I see two possible paths forward. The first option would involve incorporating the bool dtype support project into this one, potentially sacrificing some of the array API methods that are not directly related to this issue. However, this approach might affect the scope and timeline of the project.

Alternatively, we could focus on implementing methods that do not depend on returning an array of booleans for now. After GSoC, we could revisit the issue and work on adding support for bool dtypes, enabling us to implement methods that depend on them.

I lean towards this second option due to it being more focused and achievable project scope.

I'm open to any suggestions or alternative approaches you may have regarding this matter. So please let me know your thoughts.

kgryte commented 3 months ago

Pursuing the second option seems sensible.

headlessNode commented 3 months ago

Great, I'll update the proposal accordingly. Thank you for the guidance and support.

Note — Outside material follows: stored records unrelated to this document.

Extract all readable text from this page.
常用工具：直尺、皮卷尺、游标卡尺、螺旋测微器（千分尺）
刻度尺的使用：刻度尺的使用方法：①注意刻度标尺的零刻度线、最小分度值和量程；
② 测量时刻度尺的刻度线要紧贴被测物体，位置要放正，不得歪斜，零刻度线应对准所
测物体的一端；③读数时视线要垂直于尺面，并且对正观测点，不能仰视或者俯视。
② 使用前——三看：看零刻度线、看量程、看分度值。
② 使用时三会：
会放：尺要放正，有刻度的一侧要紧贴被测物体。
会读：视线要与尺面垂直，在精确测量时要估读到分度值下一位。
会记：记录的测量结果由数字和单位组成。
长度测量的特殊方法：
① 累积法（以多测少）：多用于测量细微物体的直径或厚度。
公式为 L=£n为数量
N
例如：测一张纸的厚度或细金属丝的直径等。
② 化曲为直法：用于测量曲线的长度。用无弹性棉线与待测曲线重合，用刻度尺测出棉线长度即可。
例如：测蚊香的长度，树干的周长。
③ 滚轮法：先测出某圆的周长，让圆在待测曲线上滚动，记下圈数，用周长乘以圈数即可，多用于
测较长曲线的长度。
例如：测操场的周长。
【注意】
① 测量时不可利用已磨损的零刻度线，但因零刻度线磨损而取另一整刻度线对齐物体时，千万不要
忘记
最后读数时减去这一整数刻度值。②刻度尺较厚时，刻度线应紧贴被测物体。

headlessNode commented 3 months ago

Hi @kgryte, before submitting the final proposal to the GSoC website, I wanted to confirm with you, if it would be appropriate for me to include what each package of the implementation will include?

For instance, for the implementation of forEach, we will have distinct modules for dimensions up to 10d. For each dimension, we'll include simple nested iteration, accessor, and blocked iteration implementations. And, for dimensions exceeding 10d, we'll include nd and nd_accessor implementations.

kgryte commented 3 months ago

@headlessNode Yes, that seems reasonable. Note, however, this structure may not be necessary for all the APIs in this proposal. For APIs needing element-wise iteration (e.g., forEach, map), this should suffice. For others, such as reduction APIs, what those implementations will look like is TBD.

headlessNode commented 3 months ago

@kgryte Thanks for the confirmation. And yes, in the final proposal, I already added an implementation overview for the forEach method. I explicitly mentioned that this implementation overview may not encompass each of the proposed methods.